Many people get a tattoo as a means of making a statement. Thanks to new research into permanent tattoos that change color in response to certain biomarkers, that statement could one day be something along the lines of, "My pH levels are being monitored."

The technology is being developed by a team from Germany's Technical University of Munich, led by researcher Ali K. Yetisen.

Basically, the idea is that patients with chronic conditions would receive permanent tattoos, the color of which would switch in response to changing levels of given metabolic substances in their bloodstream. Therefore, if the patient or their doctor noticed a change in tattoo color, they would know that the condition had either worsened or improved, depending on the color. A smartphone app – which the scientist have already developed – could help them to objectively "read" the tattoos.

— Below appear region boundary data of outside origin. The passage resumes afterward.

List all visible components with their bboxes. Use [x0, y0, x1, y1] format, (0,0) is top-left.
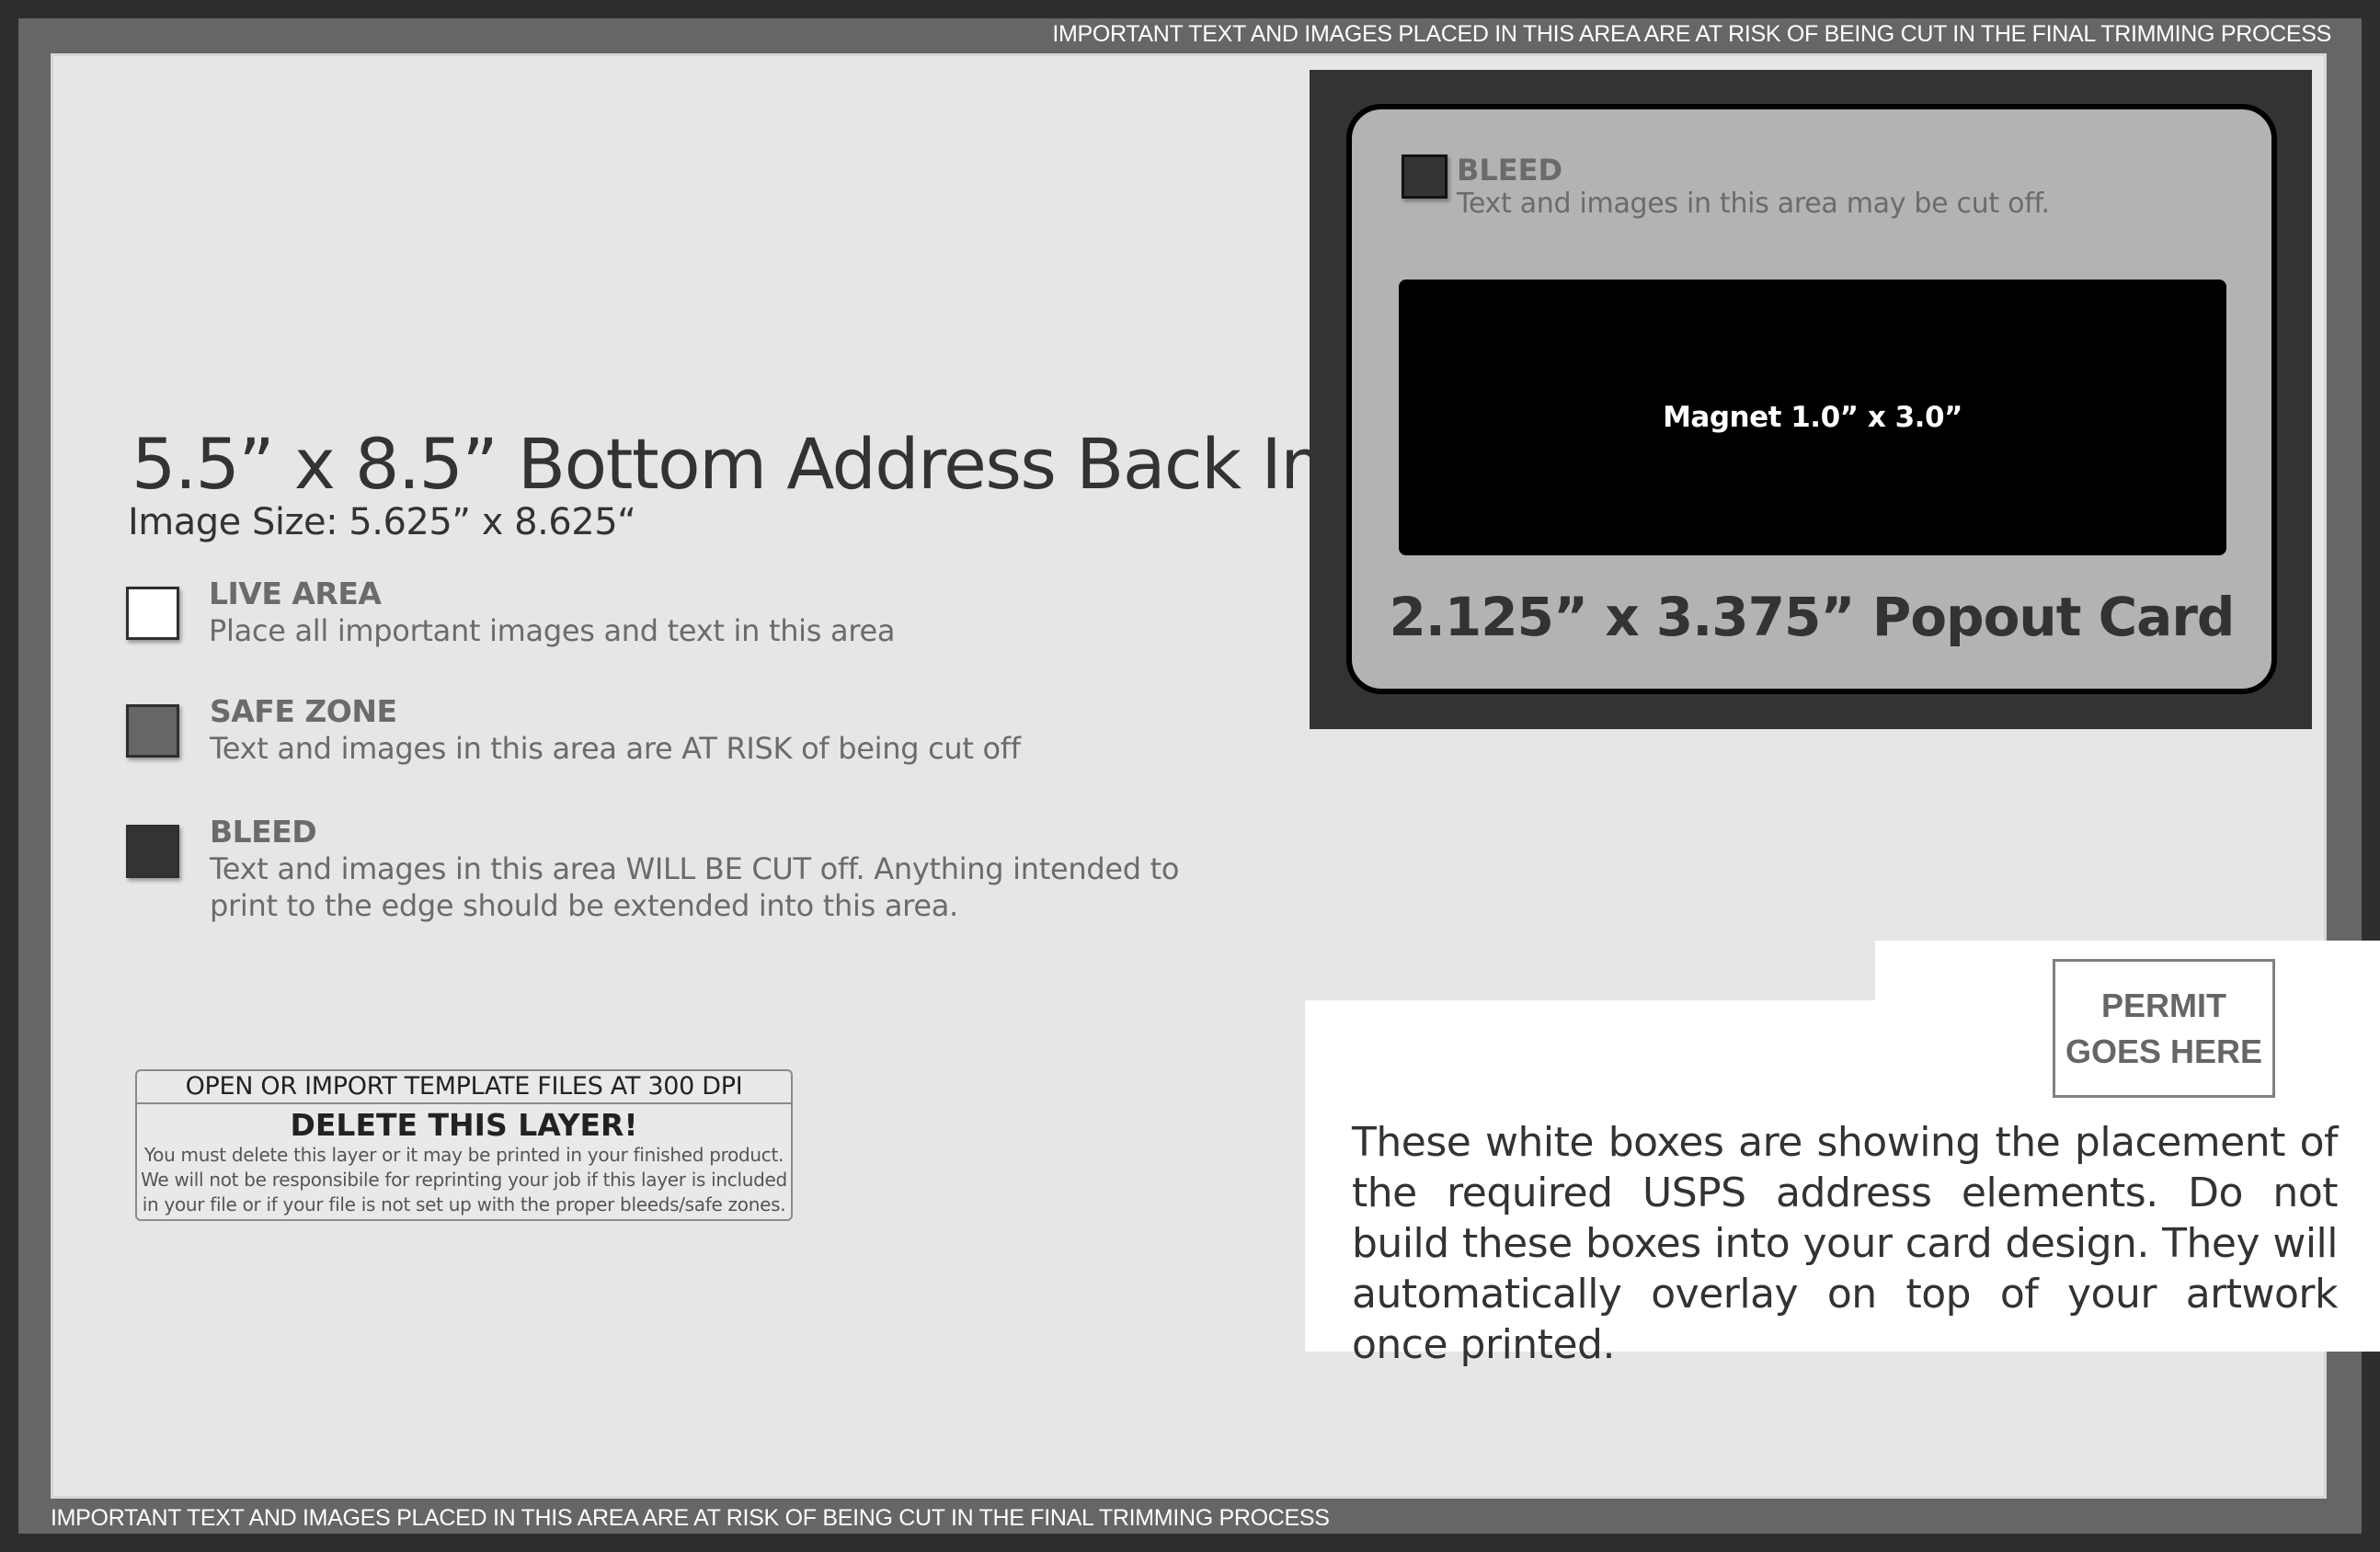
notice-title: DELETE THIS LAYER!	[290, 1107, 638, 1143]
legend-description: Place all important images and text in t…	[209, 613, 896, 648]
card-bleed-swatch	[1402, 154, 1447, 199]
delete-layer-notice: OPEN OR IMPORT TEMPLATE FILES AT 300 DPI…	[135, 1069, 793, 1221]
legend-title: BLEED	[210, 814, 317, 850]
card-bleed-title: BLEED	[1457, 153, 1563, 188]
popout-card: BLEED Text and images in this area may b…	[1346, 104, 2277, 694]
legend-description: Text and images in this area are AT RISK…	[210, 731, 1021, 766]
trim-warning-bottom: IMPORTANT TEXT AND IMAGES PLACED IN THIS…	[51, 1505, 1330, 1531]
legend-title: LIVE AREA	[209, 576, 382, 611]
template-title: 5.5” x 8.5” Bottom Address Back Image	[132, 423, 1474, 505]
notice-body: You must delete this layer or it may be …	[137, 1143, 791, 1217]
usps-note: These white boxes are showing the placem…	[1352, 1119, 2339, 1368]
permit-line: GOES HERE	[2065, 1032, 2263, 1070]
safe-zone-swatch	[126, 704, 179, 758]
popout-card-label: 2.125” x 3.375” Popout Card	[1389, 586, 2236, 648]
permit-line: PERMIT	[2100, 986, 2226, 1024]
permit-indicia: PERMIT GOES HERE	[2053, 959, 2275, 1098]
bleed-swatch	[126, 825, 179, 878]
notice-heading: OPEN OR IMPORT TEMPLATE FILES AT 300 DPI	[137, 1071, 791, 1104]
legend-description: Text and images in this area WILL BE CUT…	[210, 851, 1180, 923]
trim-warning-top: IMPORTANT TEXT AND IMAGES PLACED IN THIS…	[1052, 21, 2331, 47]
notice-line: in your file or if your file is not set …	[142, 1193, 786, 1215]
card-bleed-description: Text and images in this area may be cut …	[1457, 188, 2050, 220]
image-size-label: Image Size: 5.625” x 8.625“	[128, 501, 636, 543]
notice-line: You must delete this layer or it may be …	[143, 1144, 784, 1166]
live-area-swatch	[126, 587, 179, 640]
notice-line: We will not be responsibile for reprinti…	[141, 1169, 787, 1191]
legend-title: SAFE ZONE	[210, 693, 397, 729]
magnet-area: Magnet 1.0” x 3.0”	[1399, 280, 2226, 555]
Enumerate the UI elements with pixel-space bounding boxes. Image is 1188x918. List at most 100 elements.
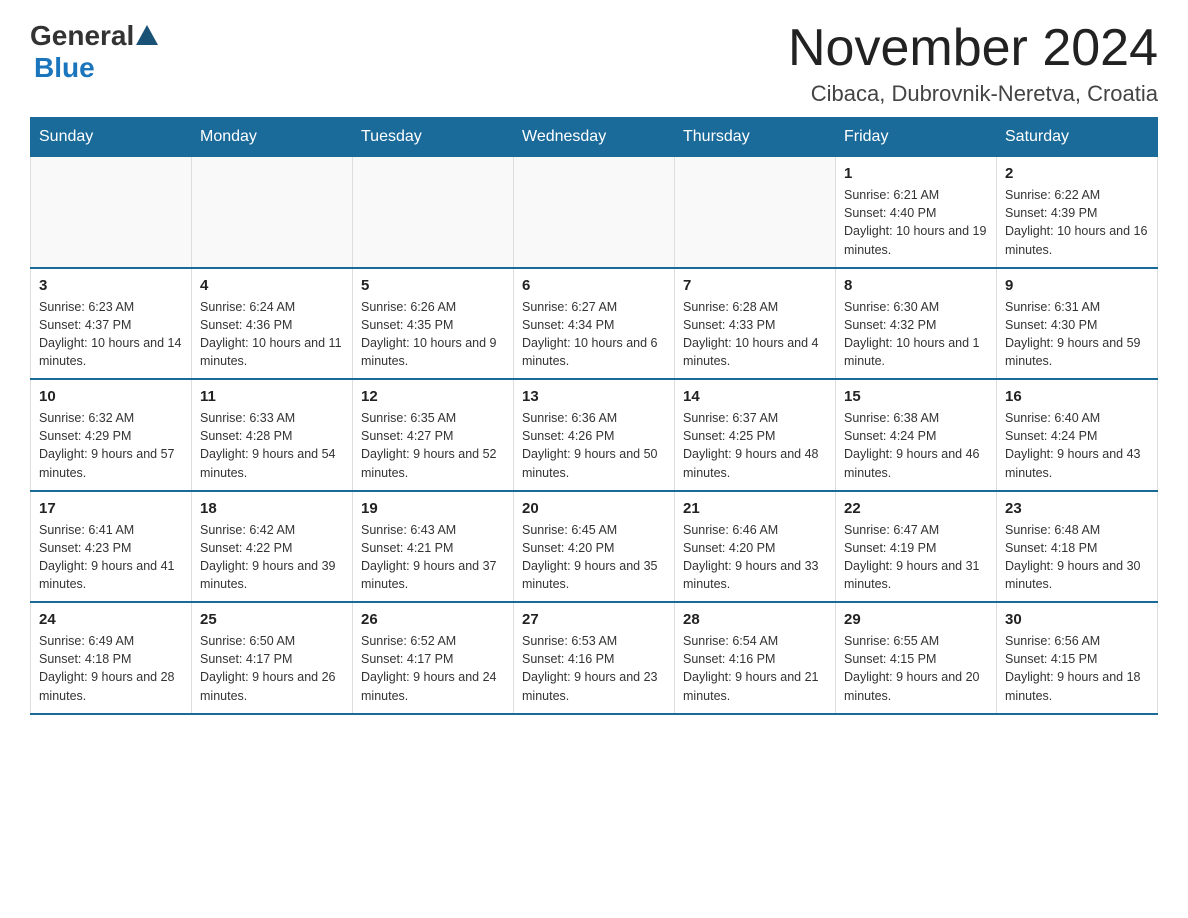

In lab tests on pieces of pig skin, the researchers experimented by injecting various dyes through the epidermis and into the underlying dermis. This is the same manner in which permanent tattoos are applied to humans.

First off, they used a combination of the dyes methyl red, bromothymol blue, and phenolphthalein. The resulting tattoo ordinarily appeared yellow, but became blue if the pH in the skin was raised from 5 to 9.

Subsequent tattoos were made using special yellow dyes. One of these turned dark green when glucose levels were increased, while the other turned green and stayed that way, as long as a protein known as albumin was present in sufficient amounts. High glucose levels can indicate diabetic dysfunction, while lowered levels of albumin may indicate liver or kidney failure.

It is believed that once developed further, the tattoo tech could also be used to inexpensively monitor factors such as electrolyte and pathogen concentrations, or hydration levels.

A paper on the research was recently published in the journal Angewandte Chemie.

Shorter-term metabolite-detecting temporary tattoos have previously been developed by scientists at Harvard University, among other places.